How can short poetry forms be mentor texts for metaphorical thinking?
~ Melanie Stultz-Backus
Most teachers have asked their students, from earliest grades through secondary school, to read and write Haiku. There are many short poetic forms, from epigrams to cinquains to clerihews to “Nashers” that can help students move from the literal to the figurative, the concrete to the abstract, as they attune themselves to metaphorical correspondences.
From the Japanese, the seventeen syllable form requires subtle transformations, but there are scads of “western haiku” (a term used by Jack Kerouac) written in English that capture the great features of critical thinking that Haiku spur. We think in correspondences, in relationships, in analogies. It helps us understand congruences and divergences in ideas. It helps us classify, sort, distinguish—and conversely, to understand unifying features that merge into wholes.
How could this work?
The summer chair
rocking by itself
In the blizzard
~ Jack Kerouac, Scattered Poems, San Francisco: City Lights Poems, 1970.
The young reader will think of the images surrounding the action, and will interpret the scene. There are unspoken parts that bring the reader independence in their musings, but their interpretation will be grounded in the concrete details.
Ezra Pound’s famous Imagist poem:
In a Station of the Metro
The apparition of these faces in a crowd;
Petals on a wet, black bough.
~ Selected Poems of Ezra Pound. New York: New Directions, 1962.
The first line gives the setting, and the second, the concrete “picture-example” that binds the first line to the second. The reader must know key words – “Metro,” “apparition”. Then the image comes clear. The correspondences between faces and petals, the darkness of the underground and a wet tree bough, bring up both mysteries and understandings about urban life. The connection creates tension and stretches the mind of the reader.

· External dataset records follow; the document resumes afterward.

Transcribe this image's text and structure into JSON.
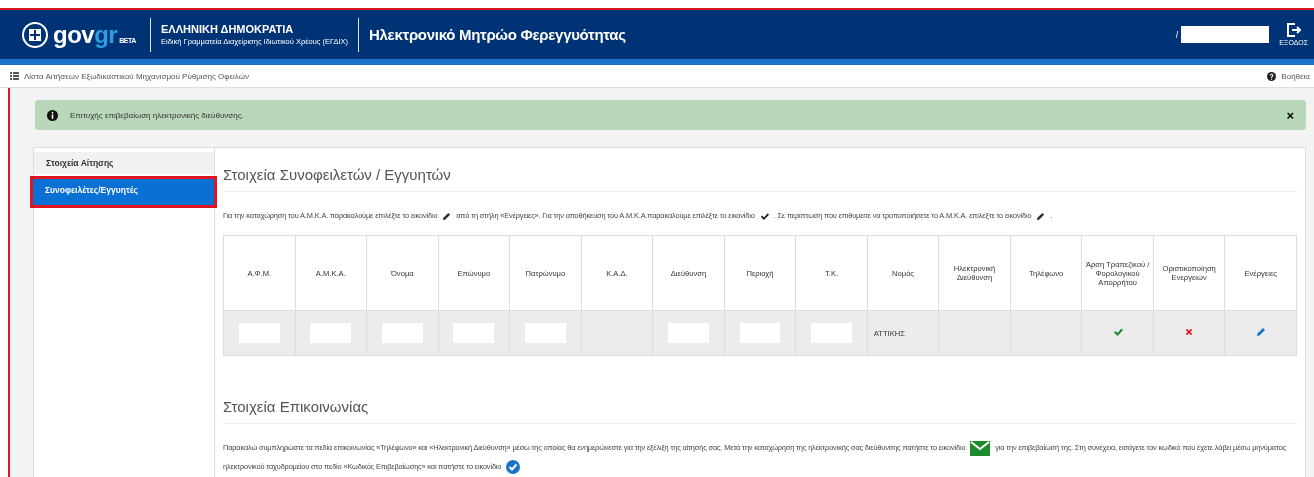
{
  "header": {
    "logo": {
      "text": "gov",
      "accent": "gr",
      "badge": "BETA"
    },
    "org_title": "ΕΛΛΗΝΙΚΗ ΔΗΜΟΚΡΑΤΙΑ",
    "org_subtitle": "Ειδική Γραμματεία Διαχείρισης Ιδιωτικού Χρέους (ΕΓΔΙΧ)",
    "app_title": "Ηλεκτρονικό Μητρώο Φερεγγυότητας",
    "user_prefix": "/",
    "logout_label": "ΕΞΟΔΟΣ"
  },
  "breadcrumb": {
    "label": "Λίστα Αιτήσεων Εξωδικαστικού Μηχανισμού Ρύθμισης Οφειλών",
    "help": "Βοήθεια"
  },
  "alert": {
    "text": "Επιτυχής επιβεβαίωση ηλεκτρονικής διεύθυνσης.",
    "close": "×"
  },
  "sidebar": {
    "items": [
      {
        "label": "Στοιχεία Αίτησης",
        "selected": false
      },
      {
        "label": "Συνοφειλέτες/Εγγυητές",
        "selected": true
      }
    ]
  },
  "section1": {
    "title": "Στοιχεία Συνοφειλετών / Εγγυητών",
    "instructions": [
      {
        "kind": "text",
        "text": "Για την καταχώρηση του Α.Μ.Κ.Α. παρακαλούμε επιλέξτε το εικονίδιο"
      },
      {
        "kind": "pencil"
      },
      {
        "kind": "text",
        "text": "από τη στήλη «Ενέργειες». Για την αποθήκευση του Α.Μ.Κ.Α.παρακαλούμε επιλέξτε το εικονίδιο"
      },
      {
        "kind": "tick"
      },
      {
        "kind": "text",
        "text": ". Σε περίπτωση που επιθυμειτε να τροποποιήσετε το Α.Μ.Κ.Α. επιλέξτε το εικονίδιο"
      },
      {
        "kind": "pencil"
      },
      {
        "kind": "text",
        "text": "."
      }
    ]
  },
  "table": {
    "columns": [
      "Α.Φ.Μ.",
      "Α.Μ.Κ.Α.",
      "Όνομα",
      "Επώνυμο",
      "Πατρώνυμο",
      "Κ.Α.Δ.",
      "Διεύθυνση",
      "Περιοχή",
      "Τ.Κ.",
      "Νομός",
      "Ηλεκτρονική Διεύθυνση",
      "Τηλέφωνο",
      "Άρση Τραπεζικού / Φορολογικού Απορρήτου",
      "Οριστικοποίηση Ενεργειών",
      "Ενέργειες"
    ],
    "rows": [
      [
        {
          "kind": "redacted"
        },
        {
          "kind": "redacted"
        },
        {
          "kind": "redacted"
        },
        {
          "kind": "redacted"
        },
        {
          "kind": "redacted"
        },
        {
          "kind": "empty"
        },
        {
          "kind": "redacted"
        },
        {
          "kind": "redacted"
        },
        {
          "kind": "redacted"
        },
        {
          "kind": "text",
          "text": "ΑΤΤΙΚΗΣ"
        },
        {
          "kind": "empty"
        },
        {
          "kind": "empty"
        },
        {
          "kind": "check"
        },
        {
          "kind": "cross"
        },
        {
          "kind": "edit"
        }
      ]
    ]
  },
  "section2": {
    "title": "Στοιχεία Επικοινωνίας",
    "instructions": [
      {
        "kind": "text",
        "text": "Παρακαλώ συμπληρώστε τα πεδία επικοινωνίας «Τηλέφωνο» και «Ηλεκτρονική Διεύθυνση» μέσω της οποίας θα ενημερώνεστε για την εξέλιξη της αίτησής σας. Μετά την καταχώρηση της ηλεκτρονικής σας διεύθυνσης πατήστε το εικονίδιο"
      },
      {
        "kind": "envelope"
      },
      {
        "kind": "text",
        "text": "για την επιβεβαίωσή της. Στη συνέχεια, εισάγετε τον κωδικό που έχετε λάβει μέσω μηνύματος"
      },
      {
        "kind": "text",
        "text": "ηλεκτρονικού ταχυδρομείου στο πεδίο «Κωδικός Επιβεβαίωσης» και πατήστε το εικονίδιο"
      },
      {
        "kind": "confirm"
      }
    ]
  }
}
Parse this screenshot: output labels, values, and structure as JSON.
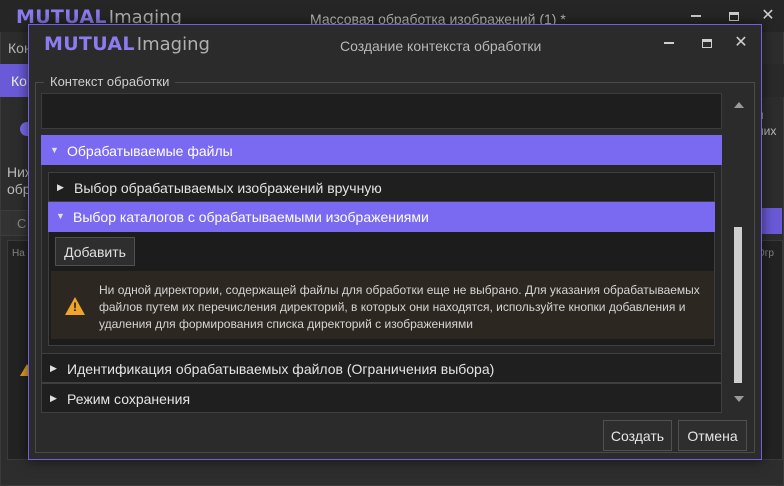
{
  "colors": {
    "accent": "#7a6af2",
    "background": "#2b2b2b",
    "warning": "#f0a42a"
  },
  "background_window": {
    "logo_bold": "MUTUAL",
    "logo_light": "Imaging",
    "title": "Массовая обработка изображений (1) *",
    "menu_partial": "Кон",
    "tab_partial": "Ко",
    "right_partial_1": "я",
    "right_partial_2": "них",
    "left_partial_1": "Ниж",
    "left_partial_2": "обра",
    "input_partial": "С",
    "grid_header_left": "На",
    "grid_header_right": "Огр"
  },
  "dialog": {
    "logo_bold": "MUTUAL",
    "logo_light": "Imaging",
    "title": "Создание контекста обработки",
    "group_label": "Контекст обработки",
    "sections": {
      "files": {
        "label": "Обрабатываемые файлы",
        "expanded": true
      },
      "manual": {
        "label": "Выбор обрабатываемых изображений вручную",
        "expanded": false
      },
      "catalogs": {
        "label": "Выбор каталогов с обрабатываемыми изображениями",
        "expanded": true
      },
      "identification": {
        "label": "Идентификация обрабатываемых файлов (Ограничения выбора)",
        "expanded": false
      },
      "save_mode": {
        "label": "Режим сохранения",
        "expanded": false
      }
    },
    "add_button": "Добавить",
    "warning_text": "Ни одной директории, содержащей файлы для обработки еще не выбрано. Для указания обрабатываемых файлов путем их перечисления директорий, в которых они находятся, используйте кнопки добавления и удаления для формирования списка директорий с изображениями",
    "create_button": "Создать",
    "cancel_button": "Отмена"
  },
  "icons": {
    "expanded": "triangle-down",
    "collapsed": "triangle-right",
    "warning": "warning-triangle"
  }
}
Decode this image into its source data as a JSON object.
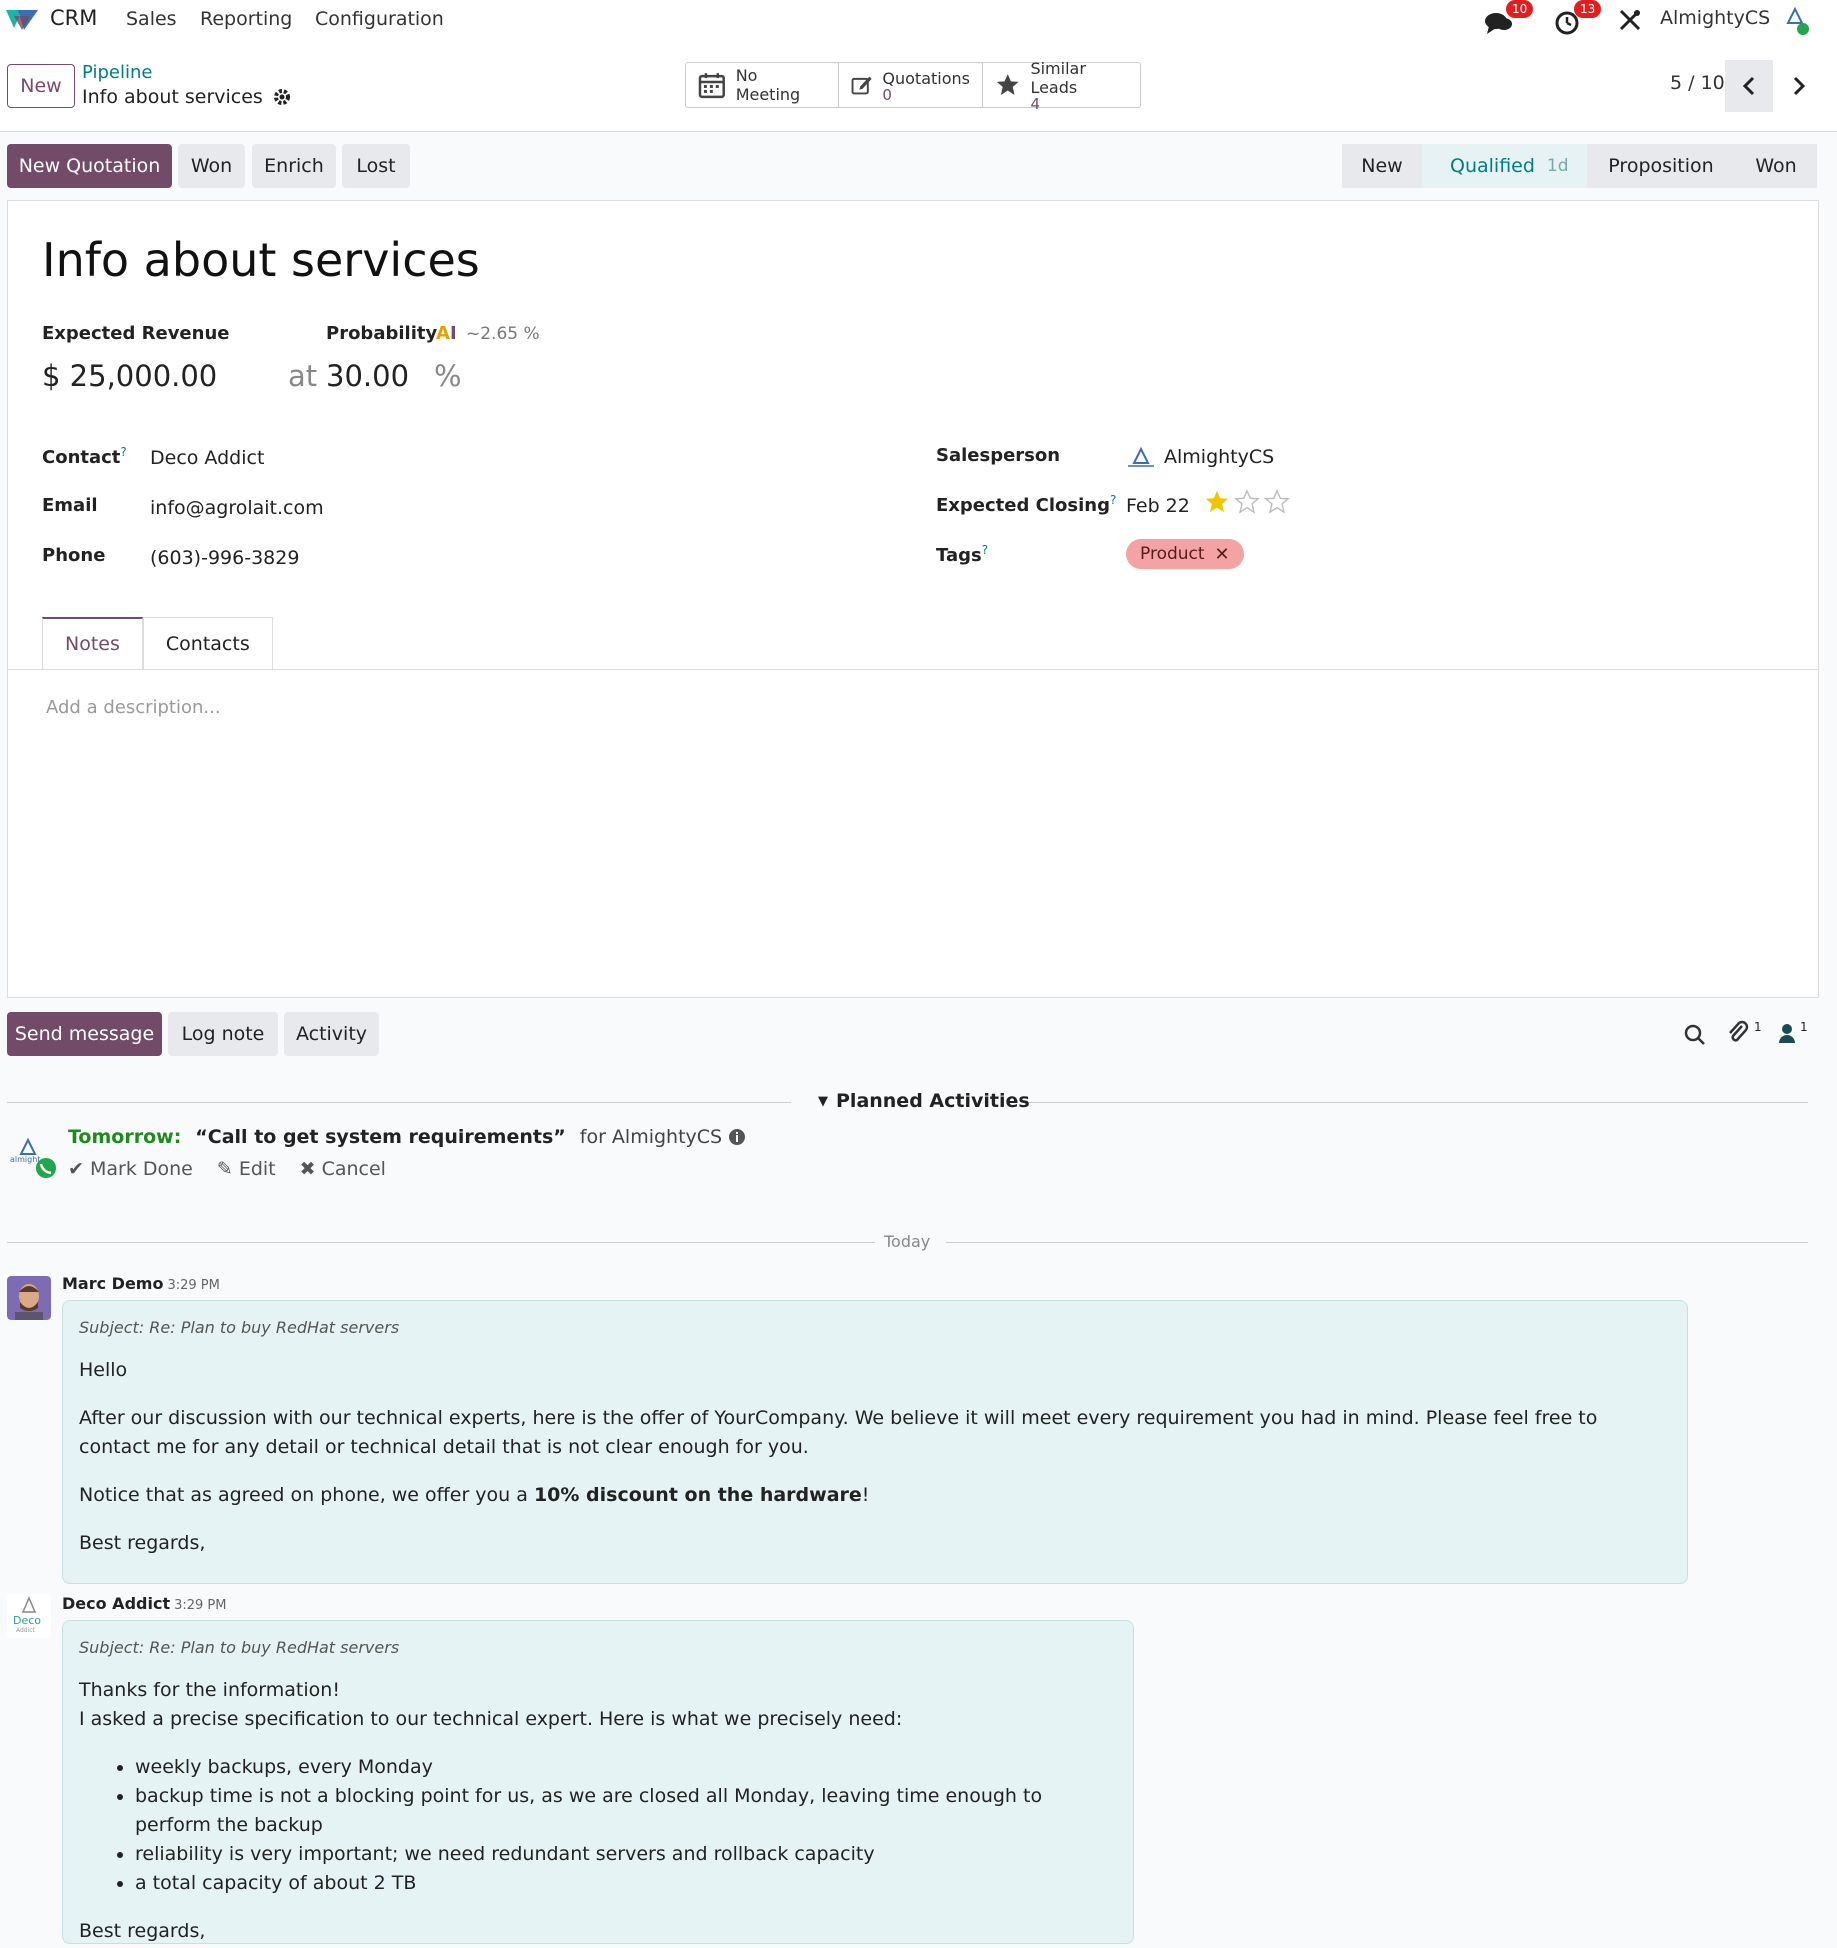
{
  "navbar": {
    "app_name": "CRM",
    "menus": [
      "Sales",
      "Reporting",
      "Configuration"
    ],
    "messages_count": "10",
    "activities_count": "13",
    "user_name": "AlmightyCS"
  },
  "control": {
    "new_button": "New",
    "breadcrumb_parent": "Pipeline",
    "breadcrumb_current": "Info about services",
    "smart_buttons": {
      "meeting": "No Meeting",
      "quotations_label": "Quotations",
      "quotations_count": "0",
      "similar_label": "Similar Leads",
      "similar_count": "4"
    },
    "pager": "5 / 10"
  },
  "actions": {
    "new_quotation": "New Quotation",
    "won": "Won",
    "enrich": "Enrich",
    "lost": "Lost"
  },
  "stages": [
    {
      "name": "New",
      "duration": ""
    },
    {
      "name": "Qualified",
      "duration": "1d"
    },
    {
      "name": "Proposition",
      "duration": ""
    },
    {
      "name": "Won",
      "duration": ""
    }
  ],
  "record": {
    "title": "Info about services",
    "expected_revenue_label": "Expected Revenue",
    "expected_revenue": "$ 25,000.00",
    "probability_label": "Probability",
    "ai_probability": "~2.65 %",
    "at": "at",
    "probability": "30.00",
    "percent": "%",
    "contact_label": "Contact",
    "contact": "Deco Addict",
    "email_label": "Email",
    "email": "info@agrolait.com",
    "phone_label": "Phone",
    "phone": "(603)-996-3829",
    "salesperson_label": "Salesperson",
    "salesperson": "AlmightyCS",
    "expected_closing_label": "Expected Closing",
    "expected_closing": "Feb 22",
    "priority_stars": 1,
    "priority_max": 3,
    "tags_label": "Tags",
    "tag": "Product",
    "help_mark": "?"
  },
  "tabs": [
    "Notes",
    "Contacts"
  ],
  "notes": {
    "placeholder": "Add a description..."
  },
  "chatter": {
    "send_message": "Send message",
    "log_note": "Log note",
    "activity": "Activity",
    "attachments_count": "1",
    "followers_count": "1",
    "planned_activities": "Planned Activities",
    "activity_when": "Tomorrow:",
    "activity_summary": "“Call to get system requirements”",
    "activity_for": "for AlmightyCS",
    "mark_done": "Mark Done",
    "edit": "Edit",
    "cancel": "Cancel",
    "today": "Today",
    "messages": [
      {
        "author": "Marc Demo",
        "time": "3:29 PM",
        "subject": "Subject: Re: Plan to buy RedHat servers",
        "greeting": "Hello",
        "body1": "After our discussion with our technical experts, here is the offer of YourCompany. We believe it will meet every requirement you had in mind. Please feel free to contact me for any detail or technical detail that is not clear enough for you.",
        "body2_pre": "Notice that as agreed on phone, we offer you a ",
        "body2_bold": "10% discount on the hardware",
        "body2_post": "!",
        "closing": "Best regards,"
      },
      {
        "author": "Deco Addict",
        "time": "3:29 PM",
        "subject": "Subject: Re: Plan to buy RedHat servers",
        "line1": "Thanks for the information!",
        "line2": "I asked a precise specification to our technical expert. Here is what we precisely need:",
        "items": [
          "weekly backups, every Monday",
          "backup time is not a blocking point for us, as we are closed all Monday, leaving time enough to perform the backup",
          "reliability is very important; we need redundant servers and rollback capacity",
          "a total capacity of about 2 TB"
        ],
        "closing": "Best regards,"
      }
    ]
  },
  "colors": {
    "brand": "#714b67",
    "teal": "#017e84",
    "tag": "#f3a3a3",
    "bubble": "#e6f3f4"
  }
}
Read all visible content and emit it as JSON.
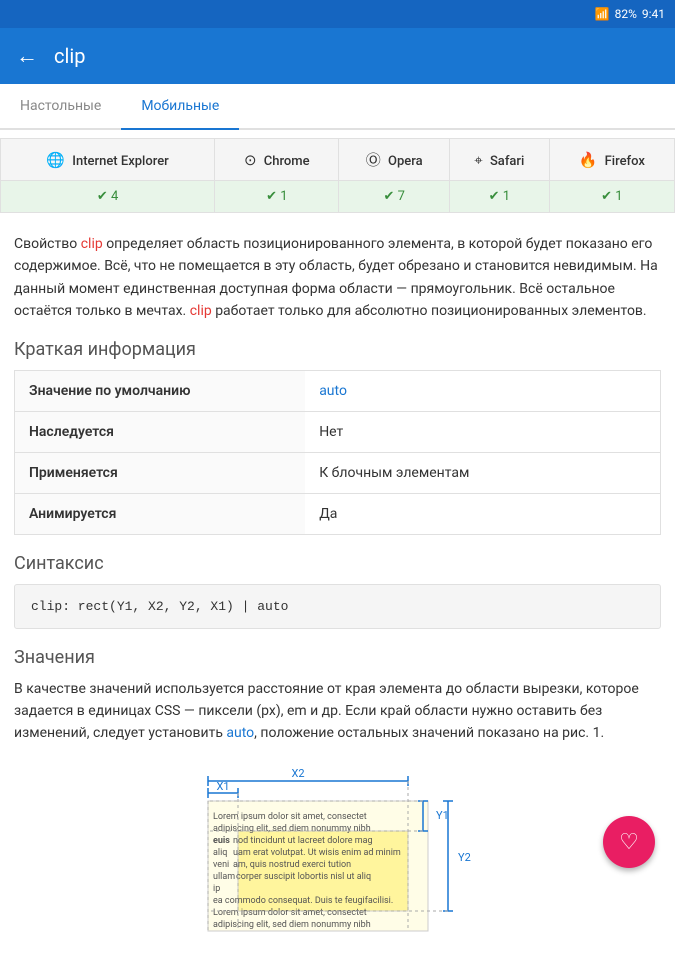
{
  "statusBar": {
    "battery": "82%",
    "time": "9:41",
    "wifiIcon": "wifi",
    "signalIcon": "signal",
    "batteryIcon": "battery"
  },
  "topBar": {
    "backIcon": "←",
    "title": "clip"
  },
  "fab": {
    "icon": "♡"
  },
  "tabs": [
    {
      "id": "desktop",
      "label": "Настольные",
      "active": false
    },
    {
      "id": "mobile",
      "label": "Мобильные",
      "active": true
    }
  ],
  "browsers": {
    "headers": [
      "Internet Explorer",
      "Chrome",
      "Opera",
      "Safari",
      "Firefox"
    ],
    "icons": [
      "ie",
      "chrome",
      "opera",
      "safari",
      "firefox"
    ],
    "versions": [
      "4",
      "1",
      "7",
      "1",
      "1"
    ]
  },
  "description": "Свойство clip определяет область позиционированного элемента, в которой будет показано его содержимое. Всё, что не помещается в эту область, будет обрезано и становится невидимым. На данный момент единственная доступная форма области — прямоугольник. Всё остальное остаётся только в мечтах. clip работает только для абсолютно позиционированных элементов.",
  "descriptionLinks": [
    "clip",
    "clip"
  ],
  "sectionBrief": "Краткая информация",
  "briefTable": [
    {
      "key": "Значение по умолчанию",
      "value": "auto",
      "isAuto": true
    },
    {
      "key": "Наследуется",
      "value": "Нет",
      "isAuto": false
    },
    {
      "key": "Применяется",
      "value": "К блочным элементам",
      "isAuto": false
    },
    {
      "key": "Анимируется",
      "value": "Да",
      "isAuto": false
    }
  ],
  "sectionSyntax": "Синтаксис",
  "syntaxCode": "clip: rect(Y1, X2, Y2, X1) | auto",
  "sectionValues": "Значения",
  "valuesDescription": "В качестве значений используется расстояние от края элемента до области вырезки, которое задается в единицах CSS — пиксели (px), em и др. Если край области нужно оставить без изменений, следует установить auto, положение остальных значений показано на рис. 1.",
  "diagram": {
    "x2Label": "X2",
    "x1Label": "X1",
    "y1Label": "Y1",
    "y2Label": "Y2"
  }
}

THE GRAND CANYON by Adelaide Crapsey (1878-1914)
By Zeus!
Shout word of this
To the eldest dead! Titans,
Gods, Heroes, come who have once more
A home!
Adelaide Crapsey is best known for inventing the cinquain, a five line syllabic poem—two syllables, four syllables, six syllables, eight syllables, two syllables. Her compressed verse, much like that of other Imagist poets, or practitioners of Haiku and Tanka, contains both power and surprise. As with most short forms, learning to read the title as a directive for interpretation is crucial. The whole cinquain becomes a vessel for concrete details that point to an implied metaphor.
Here’s one by Margaret Atwood that has no title, but holds its own with a startling shift:
you fit into me
like a hook into an eye
a fishhook
an open eye
~ Power Politics, New York: Harper & Row, 1971.
In many short poems, the poet employs familiar metaphors or vernacular expressions, then revamps them to create a dissonance that is then resolved when the reader sees the picture anew. Readers will respond viscerally to the graphic contortion in this poem—and will be compelled to reenact the situation.
And to conclude this short take on short poems, one by Ogden Nash:
Kipling’s Vermont
The summer like a rajah dies,
And every widowed tree
Kindles for Congregationalist eyes
An alien suttee.
Wry, accurate, clever and requiring background knowledge, vocabulary knowledge and an appreciation of metaphor to understand and interpret—all things possible in a short scope, and all worth doing to expand the “thinking virtuosity” of our students. (Consider this poem when reading The Jungle Book, Kim or Gunga Din.)
The possibilities for using short poems as mentor texts are perhaps not infinite, but they are certainly multitudinous. Have fun promoting them and puzzling them out with your students!